While it appears the county has been “double dipping” into monies, it hasn’t been by purpose, but better procedures, documentation, and record-keeping are needed going forward, Kidd implied.

But in the interim, until the matter is rectified, Kidd said, “We’re violating federal codes, state codes, county procurement, and a regulation that came out about three years ago with specific language about the way things are done.”

“We’re just not doing it and I can’t answer why,” Kidd said.

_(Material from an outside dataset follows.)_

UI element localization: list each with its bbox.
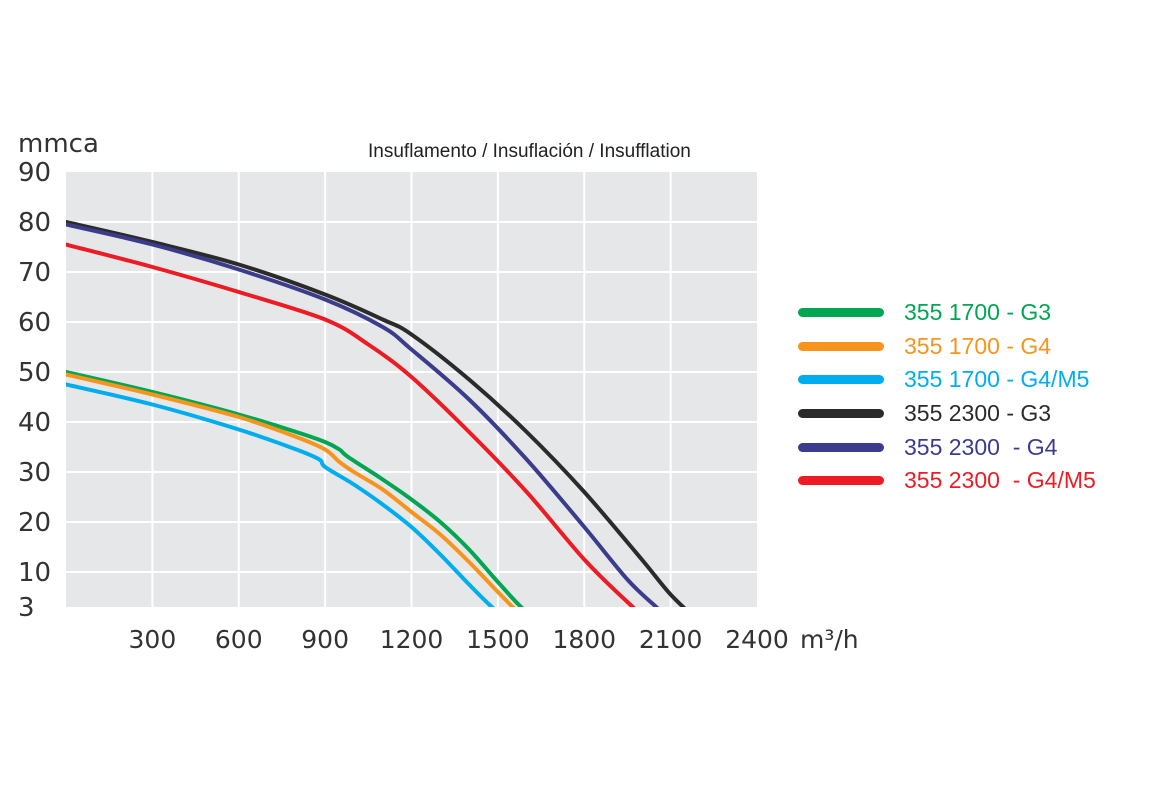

Magistrate Daniel Bragg, who has requested in recent meetings for upgrades to system software suggesting it’s outdated, said he has been researching the current software used by the county and found otherwise.

“It’s pretty phenomenal,” Bragg said, “You can do anything you want to with it and it may be a matter we just need to have a training on the things we can do.”

County Treasurer Page Edwards agreed and said she would fully support training on the program they use.

“I came in through the pandemic,” Edwards said, “I’ve had no training so what I do is what I’ve just learned by doing and would love to have training on it.”

Bragg said he has already started discussions for arranging some training on the software program.

Kidd also discussed damaged radio repeaters across the county that are affecting agencies in communicating including law enforcement. While some damage was due to lightning, he said the county has “nickeled and dimed” repairs on them and informed the court those matters will need addressed soon.

Additionally, Kidd requested availability times from officials for upcoming training regarding Emergency Management including damage assessment training. It was three days later the county experienced severe winds and multiple points of damage.

As of March 10, communications from magistrates to provide availability times for training have not been provided to the local emergency management agency despite the typical severe weather season that has already started.